By Richard Russell in Dow Theory Letters:
I read about what's going on in the Fed and the Treasury, and I can't believe it. Friedman, former president of the powerful NY Fed, (he's also a director of Goldman) buys 52,600 shares of stock in Goldman Sachs, and he's accused of a conflict of interest. Friedman quits - but where does he quit? Why I'll be damned, he quits his Fed job - and chooses to remain a Goldman director. What a surprise!
It's now obvious that the Fed and the Treasury want, above all, to save the banks. Everything else is secondary. It's also increasingly obvious that the bankers own the nation and that Goldman Sachs runs the nation and the banks. The whole thing is so flagrant that my head spins. And what Goldman doesn't control, the Pentagon controls.
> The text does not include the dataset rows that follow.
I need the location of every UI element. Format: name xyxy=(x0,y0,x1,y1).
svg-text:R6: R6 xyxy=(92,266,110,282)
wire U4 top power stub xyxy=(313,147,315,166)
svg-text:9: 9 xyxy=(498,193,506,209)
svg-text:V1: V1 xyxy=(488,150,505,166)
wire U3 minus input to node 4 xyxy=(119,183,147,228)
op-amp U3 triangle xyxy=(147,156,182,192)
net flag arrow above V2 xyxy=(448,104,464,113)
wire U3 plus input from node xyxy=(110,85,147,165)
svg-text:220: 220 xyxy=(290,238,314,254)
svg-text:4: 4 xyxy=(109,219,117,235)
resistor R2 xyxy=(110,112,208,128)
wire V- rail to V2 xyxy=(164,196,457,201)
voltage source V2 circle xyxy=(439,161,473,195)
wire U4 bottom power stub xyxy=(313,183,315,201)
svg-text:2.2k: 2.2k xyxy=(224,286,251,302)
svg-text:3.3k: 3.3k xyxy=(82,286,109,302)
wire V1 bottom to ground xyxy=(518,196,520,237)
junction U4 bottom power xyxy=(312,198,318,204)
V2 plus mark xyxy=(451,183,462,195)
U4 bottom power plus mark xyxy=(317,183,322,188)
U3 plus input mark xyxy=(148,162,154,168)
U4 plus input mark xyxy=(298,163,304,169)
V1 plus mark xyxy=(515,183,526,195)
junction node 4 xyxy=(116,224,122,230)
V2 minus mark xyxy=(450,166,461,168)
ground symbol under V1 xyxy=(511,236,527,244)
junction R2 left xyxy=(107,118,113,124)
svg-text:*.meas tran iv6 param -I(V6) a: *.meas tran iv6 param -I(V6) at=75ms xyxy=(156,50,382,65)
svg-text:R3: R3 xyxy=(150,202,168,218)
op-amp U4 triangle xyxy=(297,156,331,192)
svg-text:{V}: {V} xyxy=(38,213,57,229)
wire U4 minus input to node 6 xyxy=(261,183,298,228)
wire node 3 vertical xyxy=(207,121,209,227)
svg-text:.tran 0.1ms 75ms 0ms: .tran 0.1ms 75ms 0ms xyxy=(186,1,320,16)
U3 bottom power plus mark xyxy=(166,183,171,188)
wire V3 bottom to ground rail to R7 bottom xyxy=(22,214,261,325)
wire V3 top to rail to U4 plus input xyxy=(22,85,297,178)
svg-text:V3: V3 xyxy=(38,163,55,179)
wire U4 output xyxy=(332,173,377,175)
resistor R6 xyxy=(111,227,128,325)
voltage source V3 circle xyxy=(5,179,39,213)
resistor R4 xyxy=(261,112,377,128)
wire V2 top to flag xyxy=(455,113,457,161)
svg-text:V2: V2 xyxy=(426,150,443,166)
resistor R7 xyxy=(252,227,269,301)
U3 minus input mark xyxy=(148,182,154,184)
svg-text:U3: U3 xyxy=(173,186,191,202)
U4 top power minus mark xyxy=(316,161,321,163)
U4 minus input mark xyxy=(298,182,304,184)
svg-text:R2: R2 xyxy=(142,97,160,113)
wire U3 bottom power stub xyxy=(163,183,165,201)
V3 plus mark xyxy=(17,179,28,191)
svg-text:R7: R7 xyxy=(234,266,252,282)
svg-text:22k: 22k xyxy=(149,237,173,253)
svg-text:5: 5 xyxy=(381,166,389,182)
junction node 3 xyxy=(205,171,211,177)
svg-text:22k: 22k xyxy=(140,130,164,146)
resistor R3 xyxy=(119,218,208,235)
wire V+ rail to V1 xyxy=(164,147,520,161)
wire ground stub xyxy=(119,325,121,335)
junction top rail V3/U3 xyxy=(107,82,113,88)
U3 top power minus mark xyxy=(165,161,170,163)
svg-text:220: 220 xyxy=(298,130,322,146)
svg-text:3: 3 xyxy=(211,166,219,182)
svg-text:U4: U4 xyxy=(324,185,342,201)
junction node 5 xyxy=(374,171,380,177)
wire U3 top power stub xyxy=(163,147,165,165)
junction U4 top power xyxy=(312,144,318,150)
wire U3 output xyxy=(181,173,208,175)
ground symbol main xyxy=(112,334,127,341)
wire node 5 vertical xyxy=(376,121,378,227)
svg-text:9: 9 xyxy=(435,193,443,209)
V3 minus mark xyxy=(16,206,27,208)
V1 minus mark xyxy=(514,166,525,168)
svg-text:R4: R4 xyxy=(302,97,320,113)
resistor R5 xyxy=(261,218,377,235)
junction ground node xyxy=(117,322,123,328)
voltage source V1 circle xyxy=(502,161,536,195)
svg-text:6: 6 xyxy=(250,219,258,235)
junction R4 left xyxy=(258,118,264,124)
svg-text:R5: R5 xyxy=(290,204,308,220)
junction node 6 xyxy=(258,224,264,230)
How about this - AIG, the insurer which has been bailed out four times by the government to the tune of $180 billion has been named the "worst company in America" by readers of consumerist.com run by Consumer Reports. Some voters voted for Comcast as the worst until they heard that AIG, after receiving bail-out money, paid out big bonuses to employees. Considering AIG's wrong-way investments, giving out bonuses was disgusting and disgraceful. Will these guys stop at nothing in their greed?
How does Wall Street and these companies get away with these outrages? They get away with it because the public doesn't have the vaguest idea of what's happening or what Wall Street is doing.